Danièle LINHART est sociologue, spécialisée dans l’évolution du travail et de l’emploi.
Elle est directrice de recherche au CNRS, enseigne à l’université Paris X, et est membre du réseau Souffrance & Travail.

Pourquoi imaginer un salariat sans subordination ?

(Extrait de l’article de Danièle Linhart, intitulé « Imaginer un salariat de subordination », publié en juillet 2017 dans Le Monde Diplomatique*).

Pour avoir droit au statut de salarié dans le privé et de fonctionnaire dans le public, il faut ainsi s’engager à travailler dans le cadre bien spécifique d’une subordination permanente, c’est-à-dire de l’obéissance aux représentants de la direction, au cœur du contrat salarial. Mais, en raison des droits qui lui sont assortis, le statut de subordonné apparaît avantageux et même désirable, comme le montrent l’exemple des VTC ou celui des travailleurs qui se mobilisent pour ne pas en être éjectés et entament des combats de longue haleine, et parfois très violents, contre des plans de licenciements. Cette énergie du désespoir pour réclamer la pérennité d’emplois pourtant soumis à la dure réalité du travail subordonné a marqué le mouvement social — que l’on songe aux combats des Conti, des Goodyear, des PSA d’Aulnay…
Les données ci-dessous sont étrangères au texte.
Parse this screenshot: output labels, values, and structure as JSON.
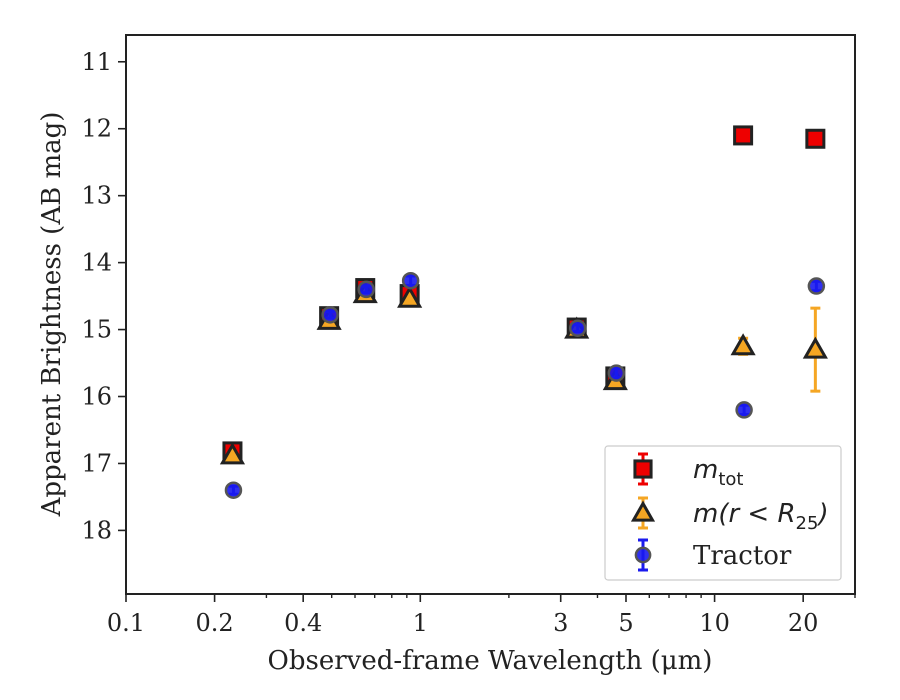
{
  "chart_data": {
    "type": "scatter",
    "xlabel": "Observed-frame Wavelength (μm)",
    "ylabel": "Apparent Brightness (AB mag)",
    "x_scale": "log",
    "xlim": [
      0.1,
      30
    ],
    "ylim": [
      18.95,
      10.6
    ],
    "y_inverted": true,
    "x_ticks": [
      0.1,
      0.2,
      0.4,
      1,
      3,
      5,
      10,
      20
    ],
    "x_tick_labels": [
      "0.1",
      "0.2",
      "0.4",
      "1",
      "3",
      "5",
      "10",
      "20"
    ],
    "y_ticks": [
      11,
      12,
      13,
      14,
      15,
      16,
      17,
      18
    ],
    "y_tick_labels": [
      "11",
      "12",
      "13",
      "14",
      "15",
      "16",
      "17",
      "18"
    ],
    "grid": false,
    "legend_position": "lower-right",
    "series": [
      {
        "name": "m_tot",
        "label_main": "m",
        "label_sub": "tot",
        "marker": "square",
        "color": "#ee0000",
        "points": [
          {
            "x": 0.23,
            "y": 16.82,
            "err": 0.05
          },
          {
            "x": 0.49,
            "y": 14.8,
            "err": 0.04
          },
          {
            "x": 0.65,
            "y": 14.38,
            "err": 0.04
          },
          {
            "x": 0.92,
            "y": 14.47,
            "err": 0.05
          },
          {
            "x": 3.4,
            "y": 14.97,
            "err": 0.04
          },
          {
            "x": 4.6,
            "y": 15.7,
            "err": 0.04
          },
          {
            "x": 12.5,
            "y": 12.1,
            "err": 0.04
          },
          {
            "x": 22.0,
            "y": 12.15,
            "err": 0.04
          }
        ]
      },
      {
        "name": "m(r < R_25)",
        "label_main": "m(r < R",
        "label_sub": "25",
        "label_end": ")",
        "marker": "triangle",
        "color": "#f5a623",
        "points": [
          {
            "x": 0.23,
            "y": 16.88,
            "err": 0.04
          },
          {
            "x": 0.49,
            "y": 14.87,
            "err": 0.04
          },
          {
            "x": 0.65,
            "y": 14.47,
            "err": 0.04
          },
          {
            "x": 0.92,
            "y": 14.54,
            "err": 0.04
          },
          {
            "x": 3.4,
            "y": 15.0,
            "err": 0.03
          },
          {
            "x": 4.6,
            "y": 15.77,
            "err": 0.04
          },
          {
            "x": 12.5,
            "y": 15.25,
            "err": 0.12
          },
          {
            "x": 22.0,
            "y": 15.3,
            "err": 0.62
          }
        ]
      },
      {
        "name": "Tractor",
        "marker": "circle",
        "color": "#1a1aee",
        "points": [
          {
            "x": 0.23,
            "y": 17.4,
            "err": 0.06
          },
          {
            "x": 0.49,
            "y": 14.78,
            "err": 0.05
          },
          {
            "x": 0.65,
            "y": 14.4,
            "err": 0.05
          },
          {
            "x": 0.92,
            "y": 14.27,
            "err": 0.07
          },
          {
            "x": 3.4,
            "y": 14.98,
            "err": 0.05
          },
          {
            "x": 4.6,
            "y": 15.65,
            "err": 0.07
          },
          {
            "x": 12.5,
            "y": 16.2,
            "err": 0.07
          },
          {
            "x": 22.0,
            "y": 14.35,
            "err": 0.07
          }
        ]
      }
    ]
  }
}
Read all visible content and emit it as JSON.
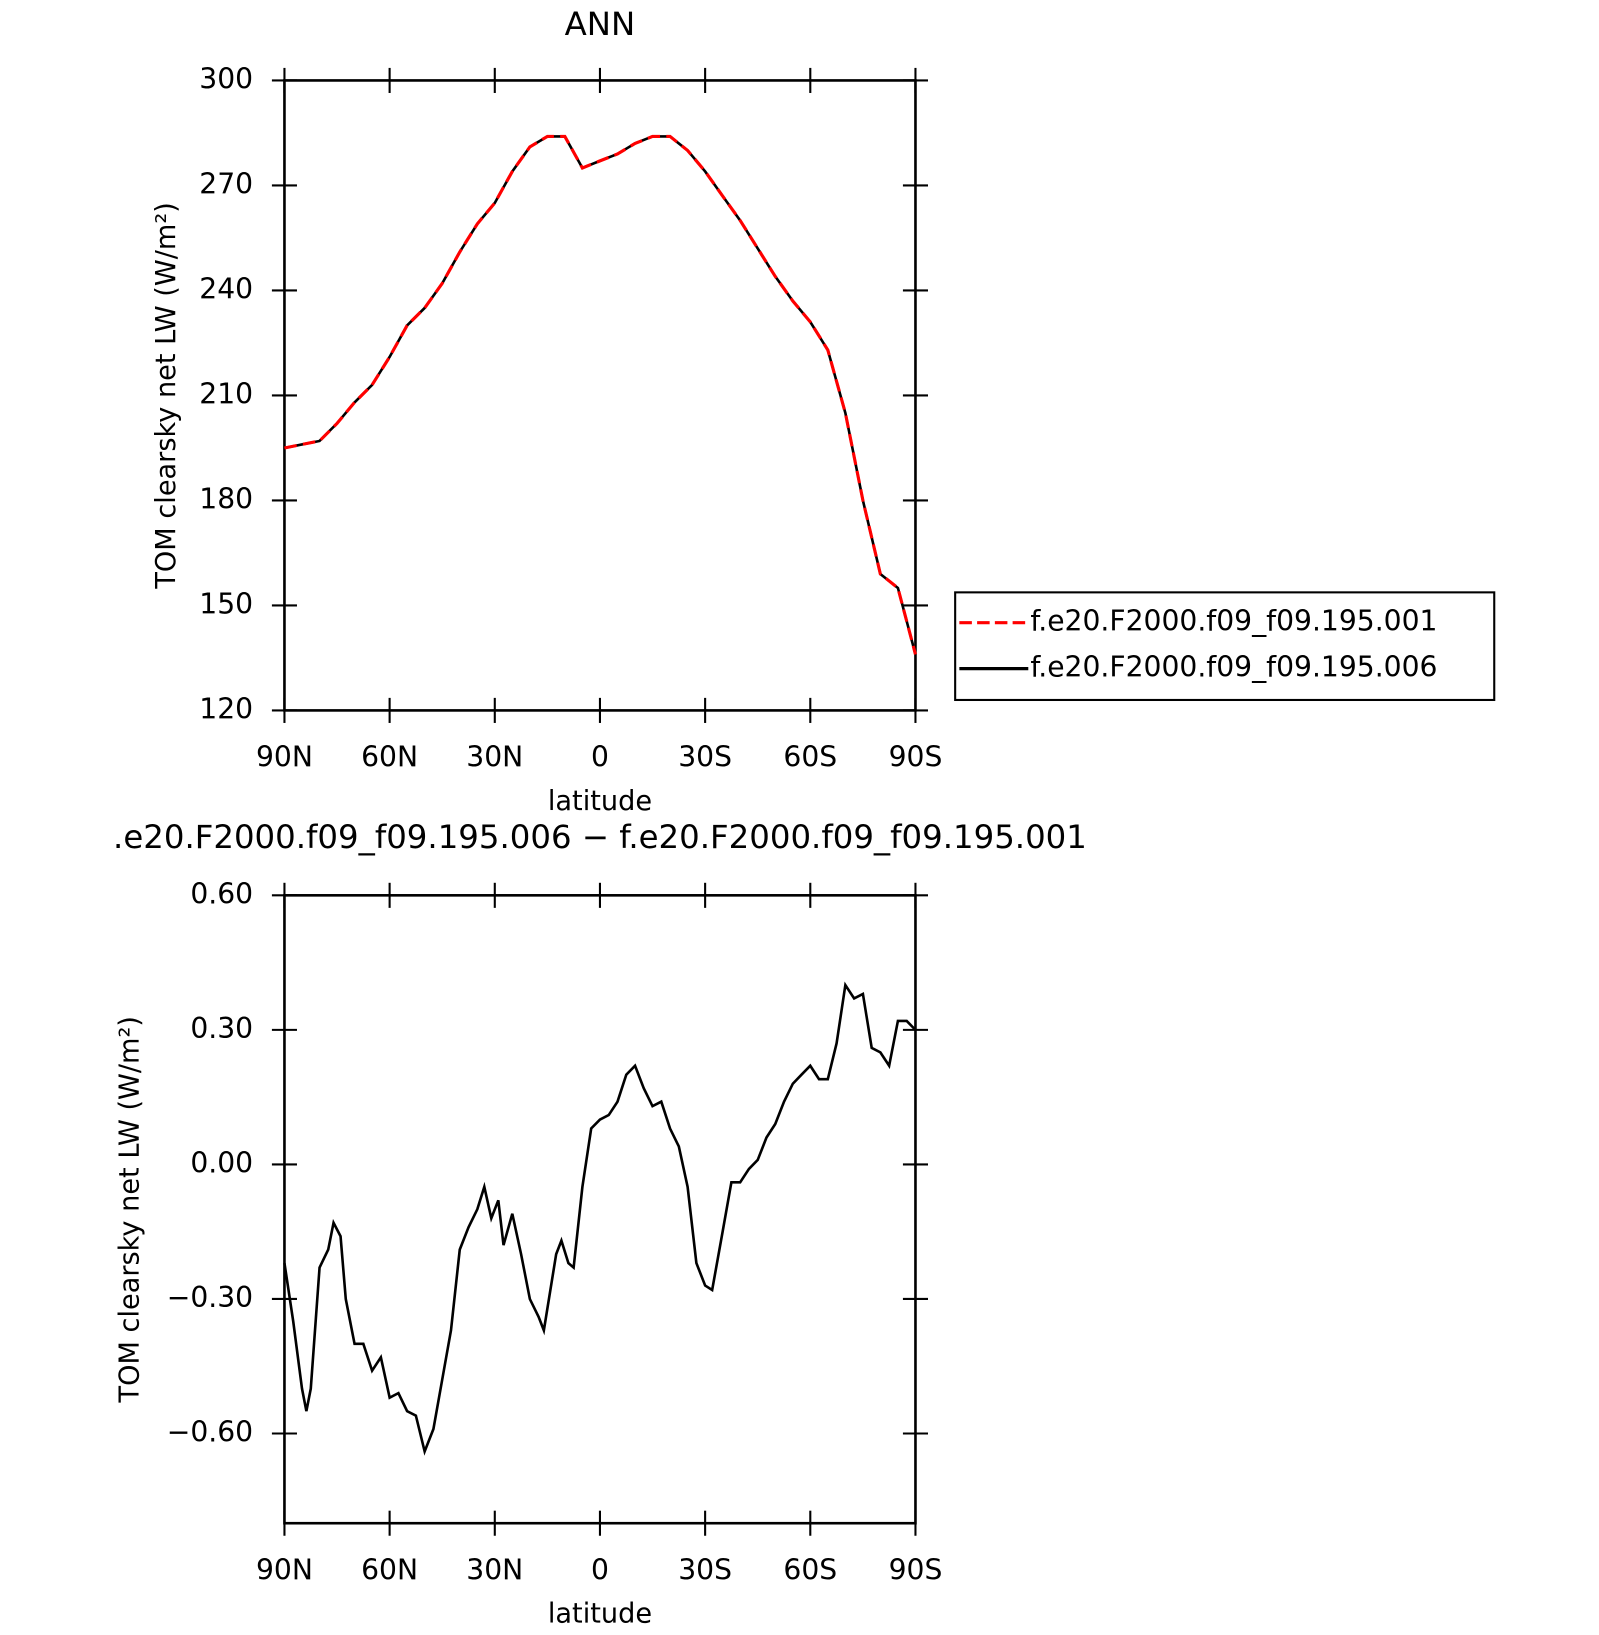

Pourtant, il n’y a pas si longtemps encore, cette condition de salarié était rejetée par ceux qui rêvaient d’une société du travail émancipatrice, où les travailleurs n’auraient plus à subir l’exploitation et l’aliénation. Aujourd’hui considérée comme une sorte de fatalité, elle justifie le sacrifice qu’il faut consentir pour s’assurer d’un minimum de garanties sur l’avenir : une paye, un accès à la santé, des indemnités chômage, mais aussi la possibilité d’une insertion sociale et citoyenne dans la société, ainsi que la participation à une communauté de travail qui fait sens. La subordination, cette forme de renoncement à soi, est devenue plus que jamais un investissement, censé protéger contre la précarité matérielle et la perte d’estime de soi.

Bien qu’elle s’impose de plus en plus comme « naturelle », inéluctable, elle s’avère en réalité de plus en plus mal vécue. En témoigne l’étendue de la souffrance au travail, devenue omniprésente. Une telle dégradation du vécu est à mettre en rapport avec l’individualisation grandissante du statut de salarié.

Mardi 18 décembre 2018, venez rencontrer et échanger avec la sociologue Danièle LINHART au Balbuzard Café, sur le « salariat sans subordination ».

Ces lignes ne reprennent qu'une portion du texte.